Property assets are certainly becoming more popular among Asian families, reflecting the global trend, says Amy Lo, Asia-Pacific head of ultra-high-net-worth at UBS Wealth Management. The bank is seeing more and more requests from FO clients seeking to invest in “trophy assets” in London and New York, she tells AsianInvestor. This reflects what family offices in the region have told AsianInvestor.
Another trend is that Asian families are growing more interested in co-investments and also to allocating into sectors outside their areas of expertise. While the retail and property sectors have been traditional focuses, energy and healthcare are attracting attention, says Lo.
Meanwhile, FOs seem increasingly open to co-investing with family offices from outside Asia, she notes, citing an event run by UBS in May that gathered FOs from Europe, the US as well as Asia. In fact, 67% of FOs surveyed say they collaborate with other family offices on investments. This is despite the challenges that some say families face in co-investing.
In terms of location, more than 75% of Asian FOs set up in the last decade have been established in Hong Kong and Singapore.

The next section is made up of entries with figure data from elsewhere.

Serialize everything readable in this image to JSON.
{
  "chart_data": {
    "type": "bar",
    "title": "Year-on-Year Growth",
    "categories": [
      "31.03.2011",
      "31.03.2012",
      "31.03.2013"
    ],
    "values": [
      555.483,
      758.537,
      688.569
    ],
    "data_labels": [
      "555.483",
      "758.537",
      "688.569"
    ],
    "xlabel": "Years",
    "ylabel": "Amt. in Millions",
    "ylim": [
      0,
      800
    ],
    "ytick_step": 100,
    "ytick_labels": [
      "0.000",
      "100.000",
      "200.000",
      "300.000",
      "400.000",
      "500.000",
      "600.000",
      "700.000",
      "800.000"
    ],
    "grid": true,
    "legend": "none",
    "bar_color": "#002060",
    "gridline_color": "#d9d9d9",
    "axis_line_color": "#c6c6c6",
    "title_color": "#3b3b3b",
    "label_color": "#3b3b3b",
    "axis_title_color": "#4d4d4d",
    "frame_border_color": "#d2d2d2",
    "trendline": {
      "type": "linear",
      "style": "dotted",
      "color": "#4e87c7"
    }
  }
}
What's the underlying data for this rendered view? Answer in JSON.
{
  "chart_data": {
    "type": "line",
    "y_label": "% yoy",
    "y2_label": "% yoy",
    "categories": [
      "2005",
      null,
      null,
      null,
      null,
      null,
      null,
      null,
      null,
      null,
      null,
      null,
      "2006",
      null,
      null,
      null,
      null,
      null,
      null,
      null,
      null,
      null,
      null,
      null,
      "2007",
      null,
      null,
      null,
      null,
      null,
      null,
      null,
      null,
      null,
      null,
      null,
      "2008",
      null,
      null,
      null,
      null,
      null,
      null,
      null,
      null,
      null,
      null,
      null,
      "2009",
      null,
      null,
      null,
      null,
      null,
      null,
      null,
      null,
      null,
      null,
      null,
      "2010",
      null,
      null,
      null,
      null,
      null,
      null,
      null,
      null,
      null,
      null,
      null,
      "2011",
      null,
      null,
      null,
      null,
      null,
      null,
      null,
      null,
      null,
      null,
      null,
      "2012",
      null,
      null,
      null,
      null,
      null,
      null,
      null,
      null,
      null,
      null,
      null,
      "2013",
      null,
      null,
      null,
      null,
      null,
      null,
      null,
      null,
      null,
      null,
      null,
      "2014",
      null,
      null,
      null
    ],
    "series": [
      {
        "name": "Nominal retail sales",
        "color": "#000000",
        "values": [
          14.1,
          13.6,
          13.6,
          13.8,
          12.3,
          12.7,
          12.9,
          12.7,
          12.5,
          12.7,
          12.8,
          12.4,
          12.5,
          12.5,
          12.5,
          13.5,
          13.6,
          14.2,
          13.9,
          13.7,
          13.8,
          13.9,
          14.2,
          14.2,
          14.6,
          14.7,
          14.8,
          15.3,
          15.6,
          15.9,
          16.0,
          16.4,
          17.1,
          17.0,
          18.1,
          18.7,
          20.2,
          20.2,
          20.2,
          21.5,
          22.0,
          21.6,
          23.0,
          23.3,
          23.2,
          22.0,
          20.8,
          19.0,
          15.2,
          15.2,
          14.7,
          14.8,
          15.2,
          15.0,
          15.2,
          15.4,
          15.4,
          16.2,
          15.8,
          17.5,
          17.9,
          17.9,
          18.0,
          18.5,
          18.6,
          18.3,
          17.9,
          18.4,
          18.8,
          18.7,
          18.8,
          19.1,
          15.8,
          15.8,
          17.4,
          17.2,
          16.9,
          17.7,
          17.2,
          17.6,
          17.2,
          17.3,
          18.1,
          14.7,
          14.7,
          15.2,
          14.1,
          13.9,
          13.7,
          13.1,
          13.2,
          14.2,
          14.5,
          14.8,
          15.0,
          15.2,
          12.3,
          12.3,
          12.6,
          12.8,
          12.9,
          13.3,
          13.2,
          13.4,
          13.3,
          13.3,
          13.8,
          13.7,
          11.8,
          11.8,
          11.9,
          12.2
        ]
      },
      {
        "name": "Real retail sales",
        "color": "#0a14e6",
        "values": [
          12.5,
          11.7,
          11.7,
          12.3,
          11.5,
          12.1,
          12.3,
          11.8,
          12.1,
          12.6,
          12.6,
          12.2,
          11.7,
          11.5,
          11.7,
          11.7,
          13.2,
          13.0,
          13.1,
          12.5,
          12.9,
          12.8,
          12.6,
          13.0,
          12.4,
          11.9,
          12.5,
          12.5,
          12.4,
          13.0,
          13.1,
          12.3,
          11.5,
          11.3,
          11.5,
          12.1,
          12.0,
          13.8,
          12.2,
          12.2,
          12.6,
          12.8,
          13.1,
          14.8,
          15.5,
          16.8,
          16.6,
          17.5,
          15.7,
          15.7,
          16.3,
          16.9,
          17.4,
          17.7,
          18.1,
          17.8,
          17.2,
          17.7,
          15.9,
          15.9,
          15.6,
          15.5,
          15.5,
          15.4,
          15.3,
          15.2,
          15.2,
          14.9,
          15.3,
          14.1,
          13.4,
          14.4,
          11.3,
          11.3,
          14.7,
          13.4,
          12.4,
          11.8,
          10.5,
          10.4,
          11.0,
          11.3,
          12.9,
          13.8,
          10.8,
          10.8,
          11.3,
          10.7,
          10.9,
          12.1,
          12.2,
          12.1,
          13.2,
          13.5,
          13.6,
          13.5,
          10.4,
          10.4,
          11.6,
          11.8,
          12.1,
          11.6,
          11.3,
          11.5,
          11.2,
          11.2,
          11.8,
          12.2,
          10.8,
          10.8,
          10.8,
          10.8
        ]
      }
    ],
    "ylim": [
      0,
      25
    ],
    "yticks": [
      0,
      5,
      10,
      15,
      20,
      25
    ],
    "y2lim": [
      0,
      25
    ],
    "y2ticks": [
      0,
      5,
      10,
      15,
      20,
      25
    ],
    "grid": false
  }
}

Hong Kong is chosen largely due to geographical convenience to China and its having a larger number of millionaires and billionaires than Singapore, notes Dominic Samuelson, London-based managing director at Campden Wealth.
Singapore actively promotes the wealth management and FO sectors, which helps its case, he adds, and Australia, Indonesia and Taiwan do the same.
Finally, in China, the concept of family offices is still in its infancy, notes Samuelson. Most of the country’s wealthy are still in their first or second generations, likely in their 40s or 50s. The need for business and wealth transition are not imminent at the moment but this will definitely change in the next decade. Certainly others point to the rising emergence of Chinese family offices.
“Asia already has some very sophisticated FOs, but we suspect the China model will probably be a hybrid between existing Western structures and one that suits Chinese wealth holder needs and characteristics,” he notes. “[They are] more a vehicle for oversight of the next generation and mitigating political risk than specifically an investment or governance vehicle.”